My work often references familiar symbols and actions intrinsic to everyday life. I use found archival footage to collapse historical, familial, and personal memory into the present moment. When my mother grew up in Vietnam, she worked as a seamstress, mending others’ torn things. Likewise, I think of my videos as a textile, where the movement of bodies becomes a needle, seaming together fragmented moments across time and space. I’m currently drawn to the tension between the cliché and the profound. When, how, and why do the overlooked rituals and materials of daily life begin to feel sacred, capable of reminding us of our aliveness? I’m interested in how subtle gestures, such as framing and lighting, can reveal a lyrical potential already present in the everyday. I work with found materials—newspapers, cardboard, and archival footage of figures walking in the backgrounds, solitary birds in flight, sunrises, sunsets, and the night sky. Circling Around is an installation I first created for a community dinner in Boston that was organized by Copenger, an arts collective I co-founded. The dinner was inspired by family traditions of dining together on the floor. Each iteration of this installation is different, put together from locally sourced newspapers, crates, bowls, and chopsticks. The video in the center collages clips of birds I found flying in the backgrounds of archival footage. Like a needle seaming through fabric, the bird stitches a continuous path across disparate moments and places. My practice is rooted in the belief that by looking closely—especially at what’s most invisible and overlooked—we can find traces of everything else expressed within it.

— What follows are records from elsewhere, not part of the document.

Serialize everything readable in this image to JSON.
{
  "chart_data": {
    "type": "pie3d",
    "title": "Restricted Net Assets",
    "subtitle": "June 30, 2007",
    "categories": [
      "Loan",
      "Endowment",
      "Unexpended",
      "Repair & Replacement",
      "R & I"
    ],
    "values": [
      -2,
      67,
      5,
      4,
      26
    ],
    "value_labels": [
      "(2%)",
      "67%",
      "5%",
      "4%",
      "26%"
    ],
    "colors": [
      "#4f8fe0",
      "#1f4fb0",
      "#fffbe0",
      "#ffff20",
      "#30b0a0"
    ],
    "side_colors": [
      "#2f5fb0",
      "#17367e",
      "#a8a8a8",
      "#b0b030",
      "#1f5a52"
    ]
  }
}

This floor installation was originally created as part of an experimental art & community dinner hosted by Copenger on February 19, 2025 in Boston, MA. This event takes inspiration from traditional Vietnamese family dinners where people gather around on the floor on chiếu (woven mats). Through the contributions by members of the community, we served guests a three-course dinner, incorporating family recipes and handmade ceramics, weaving together a night full of art, food, and people. At OCCCA and through VAALA, this iteration of Circling Around invites viewers to sit, commune, and converse as a means for connection whilst viewing the video works in an immersive space. 

Sunrise and Sunset, 2023
Video projection, 7 minute 22 second loop
Courtesy of the artist

Vivian Tran’s sun installation works merge together time and space in conjunction with physical and digital environments. She merges found footage of sunrises and sunsets and creates video collages that work in tandem with the “real-time” rise and fall of the sun in the space that the work is being shown in. Seaming together these video collages helps with the enduring plight of the constant motion of day to day life and allows for an immersive distilling of time and place. 


Artist Interview

Can you tell us about your artistic practice and the major influences that have affected your work? 

I currently work primarily in video installation, pairing projection with found materials. My work often references familiar symbols and actions intrinsic to everyday life. Framing, lighting, and restraint are my favorite languages. I make use of these subtle gestures to return agency back to the materials I find. I do not view myself as a narrator, but more of a pointer finger. My role is not to heavily interfere with the found objects, but to frame them, so they can best speak for themselves. I am drawn to lyrical gestures that can pierce through the monotony of repetitive day-to-day routines. It’s these quiet moments of feeling deeply connected to the world that have saved me. 

I recently revisited one of my journals from high school, which was over five years ago, and found a line I wrote that stood out to me: “In whatever I do, I hope to continue loving the world no matter what.” I forgot that I wrote this. There was so much conviction in this statement and I think it encapsulates what I want to achieve in my work going forward. I think loving the world can feel like a process of discovery. The forms my work will take will definitely change and shift in response to feelings and everyday life, but I know my process is rooted in the belief that if I look deeply anywhere, especially in places that seem unusual and overlooked, that I will always find love. Ultimately, I want to be a vehicle for this love.